There are multiple ways to achieve the desired performance level in OPPM. Your organization can determine this based on the following factors:
- Desired level of performance
- Availability requirements
- Short-term or long-term outlook of system usage
- Number of concurrent users
- Usage of workflows and the complexity of those workflows
- Dependency of workflows decision routes on calculations done by function engine
- Frequency of refresh required for portfolios and OBP
- Number of summary portfolios and summary functions
- Number of actions triggered per hour
- Cells calculation per hour
- The complexity (normal/advance type) of functions
As the demand for the application grows, additional nodes (front-end, secondary back-end, and database RAC node) can be added. An increase in secondary slaves may impact database resources.
A detailed list of data set is available in Appendix A.
Vertical Scaling (Scaling Up)
Vertical scaling involves additional resources or upgrading resources on an existing system. Vertical scaling is typically a good approach if the application bottlenecks are processor and memory-related.
Hardware Upgrade
Desired performance and scalability can be achieved by upgrading the CPU, adding extra cores, adding physical memory, or upgrading to faster I/O devices. Oracle recommends 64-bit hardware.
Operating System Upgrade
The desired performance level can be attained by upgrading to latest version of the operating system and installing the latest patch updates. Oracle recommends using 64-bit software. For the full list of system requirements, applications, and application version levels refer to the Tested Configurations document in the OPPM documentation library.

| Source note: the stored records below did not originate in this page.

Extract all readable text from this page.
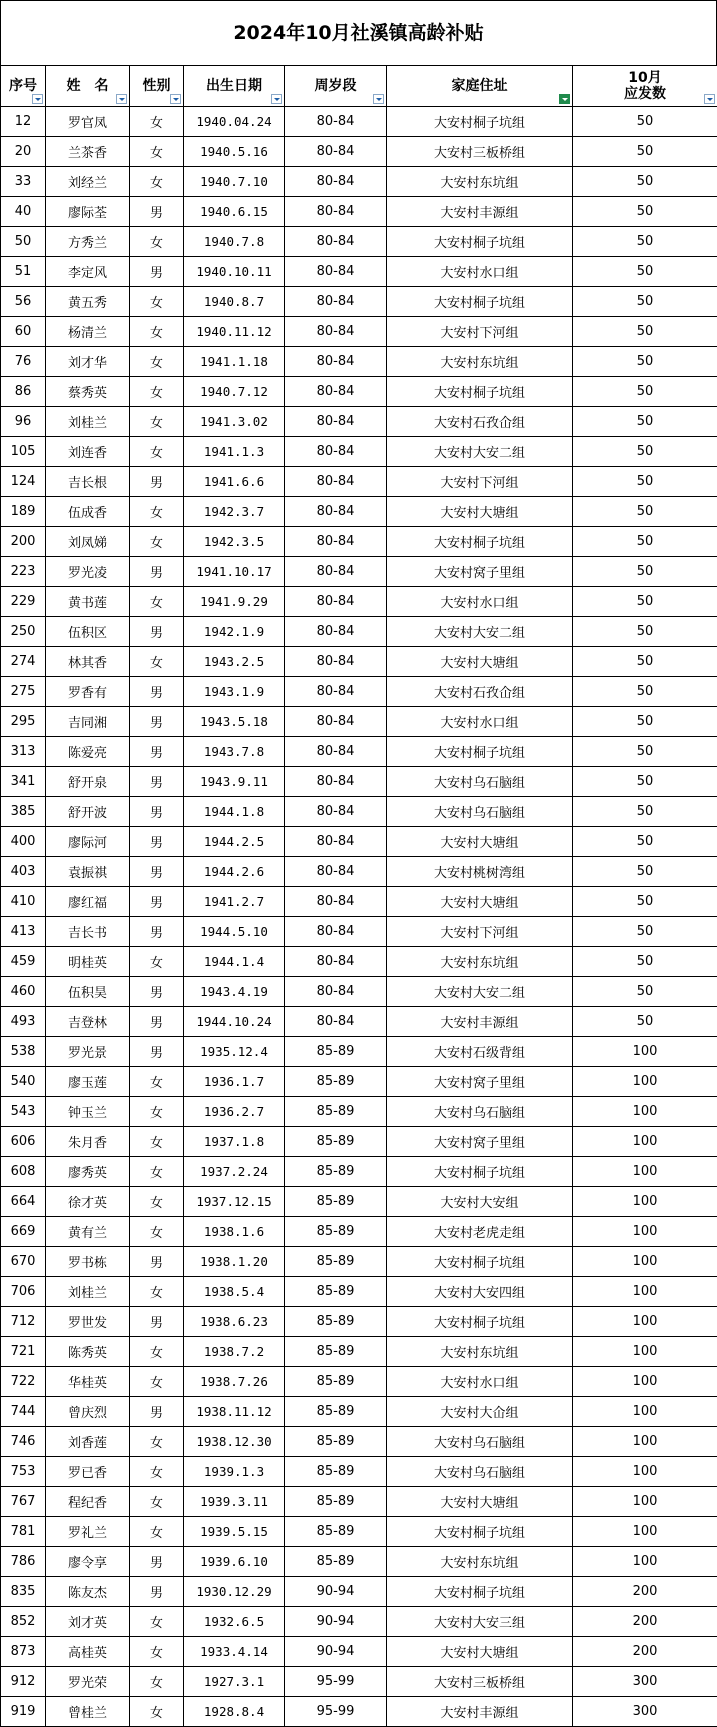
2024年10月社溪镇高龄补贴
序号	姓　名	性别	出生日期	周岁段	家庭住址	10月
应发数

12	罗官凤	女	1940.04.24	80-84	大安村桐子坑组	50
20	兰茶香	女	1940.5.16	80-84	大安村三板桥组	50
33	刘经兰	女	1940.7.10	80-84	大安村东坑组	50
40	廖际荃	男	1940.6.15	80-84	大安村丰源组	50
50	方秀兰	女	1940.7.8	80-84	大安村桐子坑组	50
51	李定风	男	1940.10.11	80-84	大安村水口组	50
56	黄五秀	女	1940.8.7	80-84	大安村桐子坑组	50
60	杨清兰	女	1940.11.12	80-84	大安村下河组	50
76	刘才华	女	1941.1.18	80-84	大安村东坑组	50
86	蔡秀英	女	1940.7.12	80-84	大安村桐子坑组	50
96	刘桂兰	女	1941.3.02	80-84	大安村石孜仚组	50
105	刘连香	女	1941.1.3	80-84	大安村大安二组	50
124	吉长根	男	1941.6.6	80-84	大安村下河组	50
189	伍成香	女	1942.3.7	80-84	大安村大塘组	50
200	刘凤娣	女	1942.3.5	80-84	大安村桐子坑组	50
223	罗光凌	男	1941.10.17	80-84	大安村窝子里组	50
229	黄书莲	女	1941.9.29	80-84	大安村水口组	50
250	伍积区	男	1942.1.9	80-84	大安村大安二组	50
274	林其香	女	1943.2.5	80-84	大安村大塘组	50
275	罗香有	男	1943.1.9	80-84	大安村石孜仚组	50
295	吉同湘	男	1943.5.18	80-84	大安村水口组	50
313	陈爱亮	男	1943.7.8	80-84	大安村桐子坑组	50
341	舒开泉	男	1943.9.11	80-84	大安村乌石脑组	50
385	舒开波	男	1944.1.8	80-84	大安村乌石脑组	50
400	廖际河	男	1944.2.5	80-84	大安村大塘组	50
403	袁振祺	男	1944.2.6	80-84	大安村桃树湾组	50
410	廖红福	男	1941.2.7	80-84	大安村大塘组	50
413	吉长书	男	1944.5.10	80-84	大安村下河组	50
459	明桂英	女	1944.1.4	80-84	大安村东坑组	50
460	伍积昊	男	1943.4.19	80-84	大安村大安二组	50
493	吉登林	男	1944.10.24	80-84	大安村丰源组	50
538	罗光景	男	1935.12.4	85-89	大安村石级背组	100
540	廖玉莲	女	1936.1.7	85-89	大安村窝子里组	100
543	钟玉兰	女	1936.2.7	85-89	大安村乌石脑组	100
606	朱月香	女	1937.1.8	85-89	大安村窝子里组	100
608	廖秀英	女	1937.2.24	85-89	大安村桐子坑组	100
664	徐才英	女	1937.12.15	85-89	大安村大安组	100
669	黄有兰	女	1938.1.6	85-89	大安村老虎走组	100
670	罗书栋	男	1938.1.20	85-89	大安村桐子坑组	100
706	刘桂兰	女	1938.5.4	85-89	大安村大安四组	100
712	罗世发	男	1938.6.23	85-89	大安村桐子坑组	100
721	陈秀英	女	1938.7.2	85-89	大安村东坑组	100
722	华桂英	女	1938.7.26	85-89	大安村水口组	100
744	曾庆烈	男	1938.11.12	85-89	大安村大仚组	100
746	刘香莲	女	1938.12.30	85-89	大安村乌石脑组	100
753	罗已香	女	1939.1.3	85-89	大安村乌石脑组	100
767	程纪香	女	1939.3.11	85-89	大安村大塘组	100
781	罗礼兰	女	1939.5.15	85-89	大安村桐子坑组	100
786	廖令享	男	1939.6.10	85-89	大安村东坑组	100
835	陈友杰	男	1930.12.29	90-94	大安村桐子坑组	200
852	刘才英	女	1932.6.5	90-94	大安村大安三组	200
873	高桂英	女	1933.4.14	90-94	大安村大塘组	200
912	罗光荣	女	1927.3.1	95-99	大安村三板桥组	300
919	曾桂兰	女	1928.8.4	95-99	大安村丰源组	300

While vertical scaling is easier to achieve, it does not completely address availability. If the desired level of availability is high, then vertical scaling alone is not sufficient.
Horizontal Scaling (Scaling Out)
As the demand for the applications grows, additional nodes (front-end and secondary back-end) can be added to an existing server cluster to handle the increased system load and processing of functions. For high availability requirements, horizontal scaling is a more favorable option. From our test results it is observed that adding multiple secondary subordinate servers along with adding database server (RAC nodes) has shown optimal performance.
Note: One slave can be used for each CPU core. For example, a quad-core CPU can have up to four subordinates in the secondary server.
Database Scaling and Clustering
Database server scaling options are available and have been widely adopted and implemented. Database clustering enables multiple nodes in a clustered system to mount and open a single database that resides on shared disk storage. This configuration provides high availability in the database environment. Oracle Real Application Clusters (RAC) is an example of database clustering. Similarly, MSSQL server uses Microsoft clustering for resource allocation. You should consult a SQL database expert to discuss how clustering can help with shared resources for increased performance.